The UKMTO has also reported a further attack on another vessel further south, although details remain sketchy. EOS Risk Group reported that the incident involved the 2,500 teu MSC Palatium III (IMO: 9336165), which was northbound en-route to Jeddah. It claimed the vessel had been hit by a missile.

Lloyd’s List Intelligence’s Automatic Identification System data shows the vessel reversed direction shortly after 1000 hrs and is now steaming south towards the Gulf of Aden.

Vessel owner and operator MSC has been contacted for comment.

Another vessel, the Maersk-owned 6,000 teu Columbine Maersk (IMO: 9245768) has also diverted. The southbound vessel was just north of Al Jasrah but reversed direction following the attack. It is now heading north away from the region again.

Al Jasrah has been owned and operated by Hapag-Lloyd since it was acquired as part of its merger with United Arab Shipping Co in 2016. It has no ties with Israel and the MD2 service between the western Mediterranean and Asia does not call at Israel. Nor do the other vessels affected today have any Israel links, indicating that Houthi claims to want to only stop shipping linked to Israel might end up encompassing any shipping.

The International Chamber of Shipping this morning called for states with influence in the region to work to stop the actions of the Houthis in attacking seafarers and merchant ships, and de-escalate what is now an extremely serious threat to international trade.

“Some companies have already rerouted around the Cape of Good Hope to avoid Houthi aggression, which adds cost and delay to global trade,” the ICS said.

“Industry is extremely concerned about these attacks on shipping and is understood to be considering additional actions, which could lead to further ships diverting to this route, with further potential impacts on trade. The Red Sea is a crucial waterway, linking Europe and Asia. Currently, 12% of global trade passes through the Red Sea.”

It said the full maritime security architecture in the region should be brought to bear to end the attacks and protect seafarers and merchant shipping.

The increased activity has raised concerns about the viability of the Suez Canal routing.

“All ships transiting the Suez Canal must sail through the Red Sea and Gulf of Aden. The Houthi militia has made clear that any vessel is a target,” claimed Xeneta chief analyst Peter Sand.

He warned the situation could have serious consequences for global supply chains.

“I do not believe the Suez Canal will close, however, if there are further significant escalations then we cannot rule it out, even if it is just for a few days.”

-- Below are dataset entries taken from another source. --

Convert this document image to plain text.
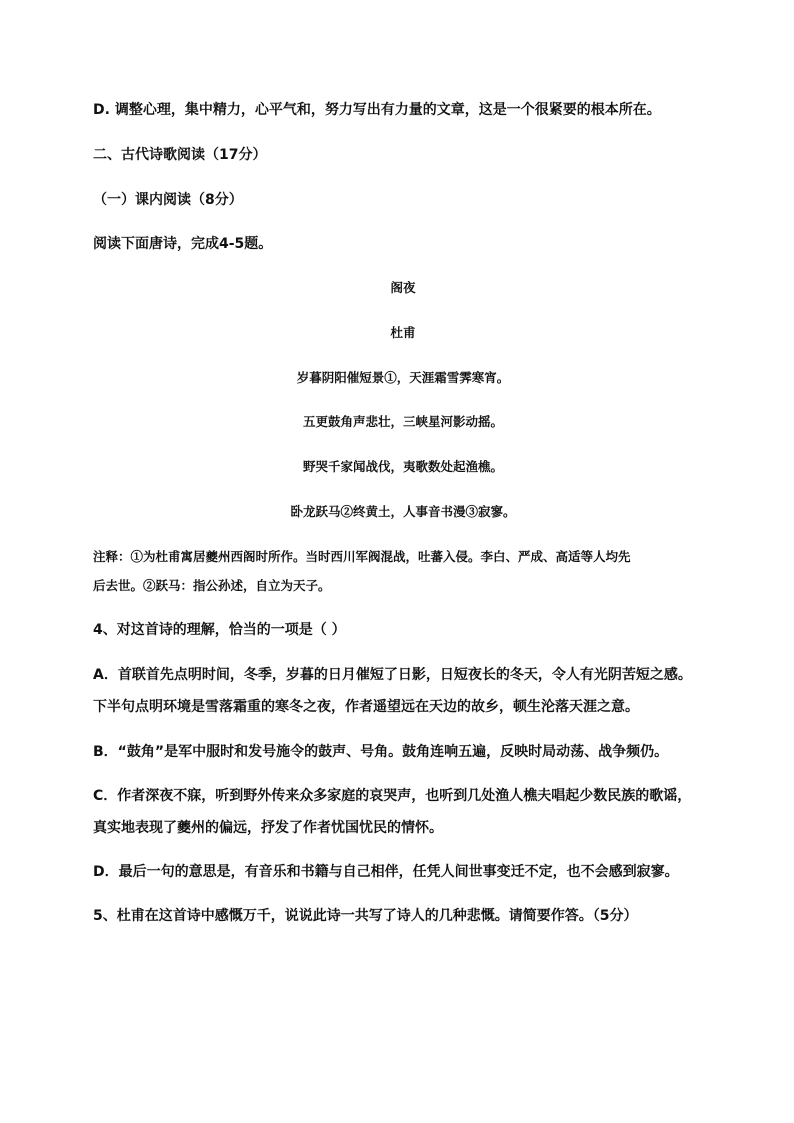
D. 调整心理，集中精力，心平气和，努力写出有力量的文章，这是一个很紧要的根本所在。
二、古代诗歌阅读（17分）
（一）课内阅读（8分）
阅读下面唐诗，完成4-5题。
阁夜
杜甫
岁暮阴阳催短景①，天涯霜雪霁寒宵。
五更鼓角声悲壮，三峡星河影动摇。
野哭千家闻战伐，夷歌数处起渔樵。
卧龙跃马②终黄土，人事音书漫③寂寥。
注释：①为杜甫寓居夔州西阁时所作。当时西川军阀混战，吐蕃入侵。李白、严成、高适等人均先
后去世。②跃马：指公孙述，自立为天子。
4、对这首诗的理解，恰当的一项是（ ）
A．首联首先点明时间，冬季，岁暮的日月催短了日影，日短夜长的冬天，令人有光阴苦短之感。
下半句点明环境是雪落霜重的寒冬之夜，作者遥望远在天边的故乡，顿生沦落天涯之意。
B．“鼓角”是军中服时和发号施令的鼓声、号角。鼓角连响五遍，反映时局动荡、战争频仍。
C．作者深夜不寐，听到野外传来众多家庭的哀哭声，也听到几处渔人樵夫唱起少数民族的歌谣，
真实地表现了夔州的偏远，抒发了作者忧国忧民的情怀。
D．最后一句的意思是，有音乐和书籍与自己相伴，任凭人间世事变迁不定，也不会感到寂寥。
5、杜甫在这首诗中感慨万千，说说此诗一共写了诗人的几种悲慨。请简要作答。（5分）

He pointed to the disruptions caused by the closure of the canal following the Ever Given (IMO: 9811000) casualty in 2021.

“Supply chains were plunged into chaos and it took months to restore order,” Sand said.

“The ocean freight industry has been deeply scarred by Ever Given and is frankly terrified of any situation that threatens the closure of the Suez Canal.”

He warned that if the attacks continued, there would likely be further diversions to avoid the area.

“We are already seeing ocean freight line operators and owners choosing to reroute vessels away from the Red Sea and Gulf of Aden region,” he said.

“Due to the importance of the Suez Canal to global supply chains, even a small disruption can have big consequences. The main alternative is to sail around the Cape of Good Hope, which adds up to 10 days’ sailing time for services from Asia to northern Europe and the east Mediterranean.”